Situé dans l’Italie des années 1970, « Nell’ Ora Blu » est un récit de vengeance classique dans lequel Giovanni Scarano, un fonctionnaire corrompu pille les caisses et met une ville et sa population à genoux. L’histoire détaille la chute de Scarano. « Ils (les habitants) engagent un voyou pour le faire », raconte Starrs. « Ils veulent en quelque sorte le torturer, pas vraiment lui faire mal physiquement, mais le torturer psychologiquement, à grand renfort d’appels téléphoniques, de harcèlement, de tout ce genre de choses, avant de l’attirer à la campagne et de l’achever. C’était un peu l’idée de gens qui, en dernier recours, pensent pouvoir s’en sortir, mais qui finissent par se faire rattraper ». Les séquences musicales plantant le décor sont donc entrecoupées de dialogues qui eux, développent l’intrigue.

Et qui de mieux que les acteurs emblématiques de cette époque pour enregistrer à travers le combiné ces conversations ? Starrs réussit le pari de réunir sur une même oeuvre Franco « Django » Nero, le français Luc Merenda mais surtout l’icône du Giallo et muse de Mario Bava, l’actrice franco-italienne Edwige Fenech. Leur contribution, l’emploi de l’italien ainsi que la diffusion de leurs messages vocaux façon lo-fi procurent authenticité et respectabilité à l’ouvrage. Bien sûr la barrière de la langue est réelle mais il s’agit essentiellement de s’imprégner d’une ambiance d’un film se déroulant virtuellement devant nous. L’accent est davantage mis sur l’imaginaire et la culture cinéphile que sur les subtilités de l’intrigue. La musique se confond naturellement avec cette dernière et l’auditeur est emporté par le sens de la dramaturgie de UA&TD.

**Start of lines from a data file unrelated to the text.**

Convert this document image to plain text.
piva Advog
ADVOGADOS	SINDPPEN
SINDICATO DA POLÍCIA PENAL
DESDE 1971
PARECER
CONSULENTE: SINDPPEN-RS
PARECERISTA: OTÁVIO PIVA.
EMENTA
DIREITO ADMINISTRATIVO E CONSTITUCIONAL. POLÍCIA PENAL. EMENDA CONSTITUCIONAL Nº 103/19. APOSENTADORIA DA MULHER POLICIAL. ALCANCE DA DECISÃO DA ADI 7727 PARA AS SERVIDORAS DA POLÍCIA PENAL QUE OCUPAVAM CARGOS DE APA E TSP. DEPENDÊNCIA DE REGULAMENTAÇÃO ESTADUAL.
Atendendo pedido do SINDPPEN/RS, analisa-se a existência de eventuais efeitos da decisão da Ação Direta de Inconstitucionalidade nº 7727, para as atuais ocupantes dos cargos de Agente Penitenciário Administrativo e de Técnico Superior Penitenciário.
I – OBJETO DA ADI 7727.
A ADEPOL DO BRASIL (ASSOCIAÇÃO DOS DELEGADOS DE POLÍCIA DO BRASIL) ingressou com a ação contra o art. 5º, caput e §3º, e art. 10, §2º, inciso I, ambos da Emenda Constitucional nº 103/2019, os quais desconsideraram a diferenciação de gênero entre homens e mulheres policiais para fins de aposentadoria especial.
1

Et là aussi, Starrs, en fin connaisseur, s’inspire des plus grands ténors des BO de l’époque: « Il Sole Sorge Sempre » rappelle le rock prog chargé de synthétiseurs du groupe Italien Goblin, tout comme « Vendetta (Tema) » qu’on jurerait sortie de Suspiria; la visqueuse et lugubre« Resti Umani » aurait pu être écrite par Riz Ortolani ou Fabio Frizzi; les voix cristallines et enfantines qui parsèment l’album évoquent la bande originale de « Chi L’ha Vista Morire ? » du grand Ennio Morricone. D’ailleurs c’est tout l’art du maître qui transpire dans les partitions plus aériennes et jazzy de cet album. Mais qu’on ne s’y méprenne pas, c’est bel et bien UA&TD que l’on retrouve magistralement dans ce « Nell’Ora Blu ». « Giustizia Di Strada – Lavora Fino Alla Morte », « La Vipera » ou « Solo la Morte to Ammanetta » nous ramène en terrain familier et « Pomeriggio di Novembre Nel Parco – Occhi che Osservano » est certainement l’un des plus beau morceau de la discographie d’UA&TD.

Oui, Uncle Acid le sait : vous n’écoutez pas du doom toute la journée. Il fait étalage ici de toute sa riche culture cinématographique pour proposer un inestimable voyage à travers le temps et votre imaginaire de cinéphile. Cet album est à l’image des films dont il s’inspire: L’intrigue importait peu, c’est une esthétique et une atmosphère qui prédominaient. Celles que tout passionné de genre recherche avant tout.